Figure 9: PSTAG improved about 25% base pairs in the annotations of HDV_ribozyme (RF00094 for the above example) in Rfam by using the annotation of HDV_ribozyme (PKB76) in PseudoBase. Undesirable base pairs annotated in Rfam are indicated with the mark ‘^’, whereas an additional internal loop suggested by PSTAG is indicated with the mark ‘ ’.
Figure 10: A new structure suggested of HDV_ribozyme (RF00094) by PSTAG. An additional internal loop is indicated with an arrow.
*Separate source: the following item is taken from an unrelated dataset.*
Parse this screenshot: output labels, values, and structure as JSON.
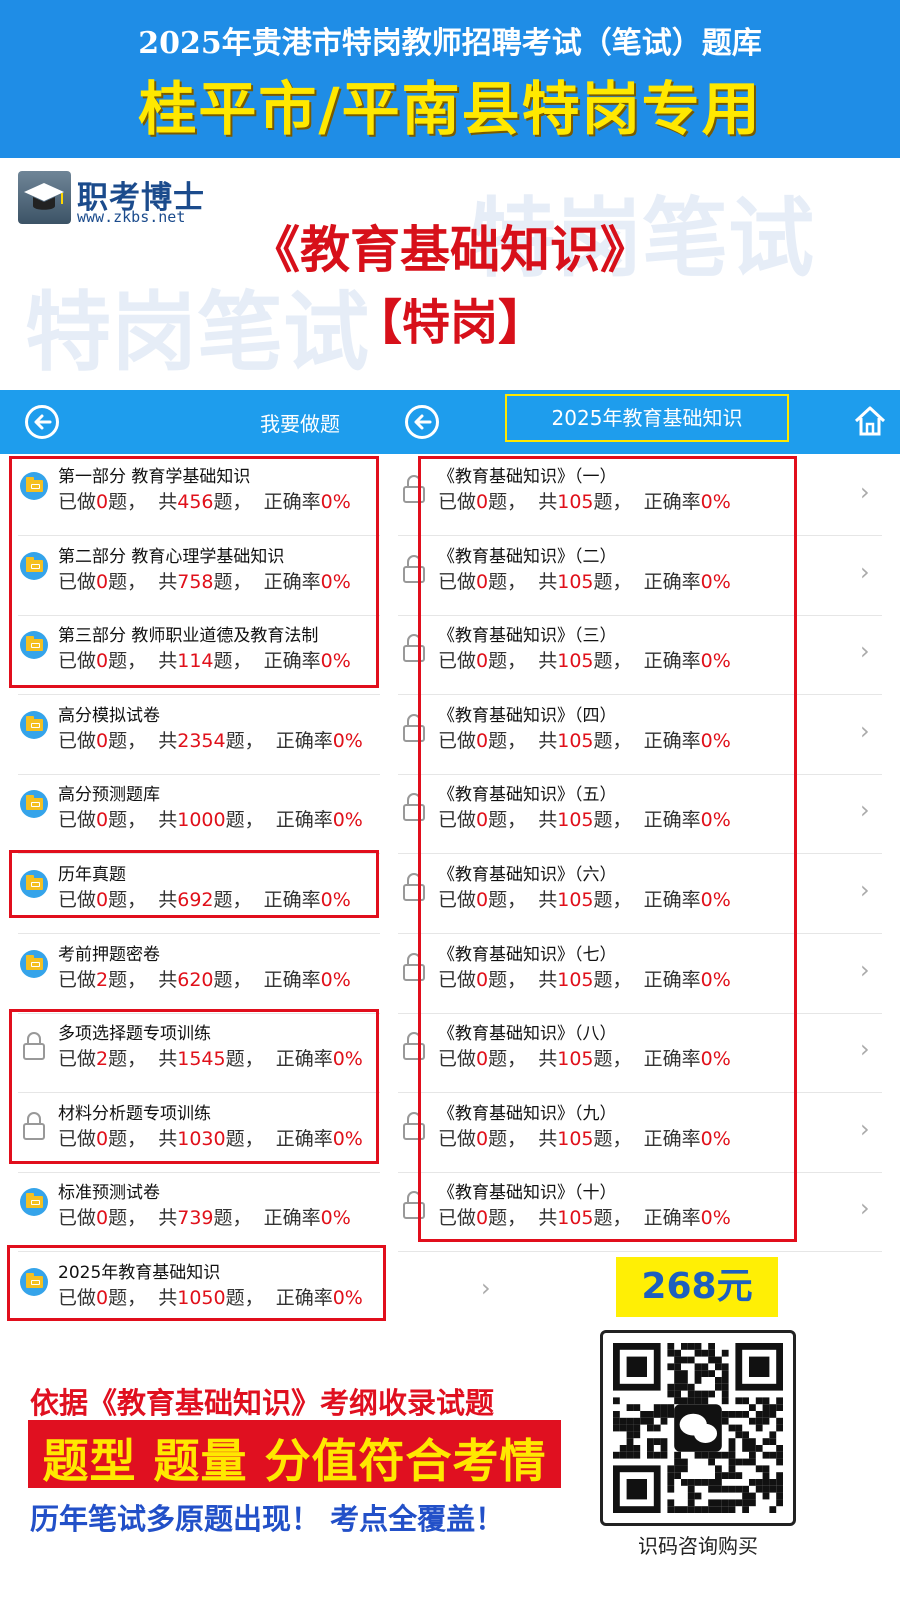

There does not exist any other structural alignment approach to align and predict pseudoknot RNA structures. In non-comparative approaches, there are several theoretical or heuristic works to predict pseudoknot RNA structures for a single RNAsequence by maximizing stacking base pairs or free energy minimizations (Abrahams et al., 1990; Cary and Stormo, 1995; Gultyaev et al., 1995; van Batenburg et al., 1995; Rivas and Eddy, 1999; Lyngsø and Pedersen, 2000; Ieong et al., 2003; Ruan et al., 2004). Ruan et al. (2004) recently proposed a simple but effective heuristic method, called iterated loop matching (ILM), for predicting pseudoknot structures, and showed high performance results compared with other existing methods. Although their approach is completely different from ours, we compared PSTAG with ILM to confirm the effectiveness of our approach. Table 4 shows comparisons between ILM and PSTAG in predicting pseudoknot structures for HDV_ribozyme and a ‘tobamovirus’ TMV. In this experiment, PSTAG aligned unfolded RNA sequences of HDV_ribozyme in Rfam into a folded RNA sequence of HDV_ribozyme with structural annotations in PseudoBase, and similarly, aligned unfolded sequences of TMV in Rfam into a folded RNA sequence of ‘sunn-hemp mosaic virus’ CcTMV whose structure has been determined by van Belkum et al. (1985). Note that sequence homology between the sequences of HDV_ribozyme in Rfam and the selected sequence of HDV_ribozyme in PseudoBase is 65.1% on average and that between TMV in Rfam and CcTMV is only 26.0%. This result exhibits comparable performances with ILM for prediction accuracy of pseudoknot structures, and further suggests that structural alignment by PSTAG does not require so much sequence homology between an unfolded sequence and a folded sequence.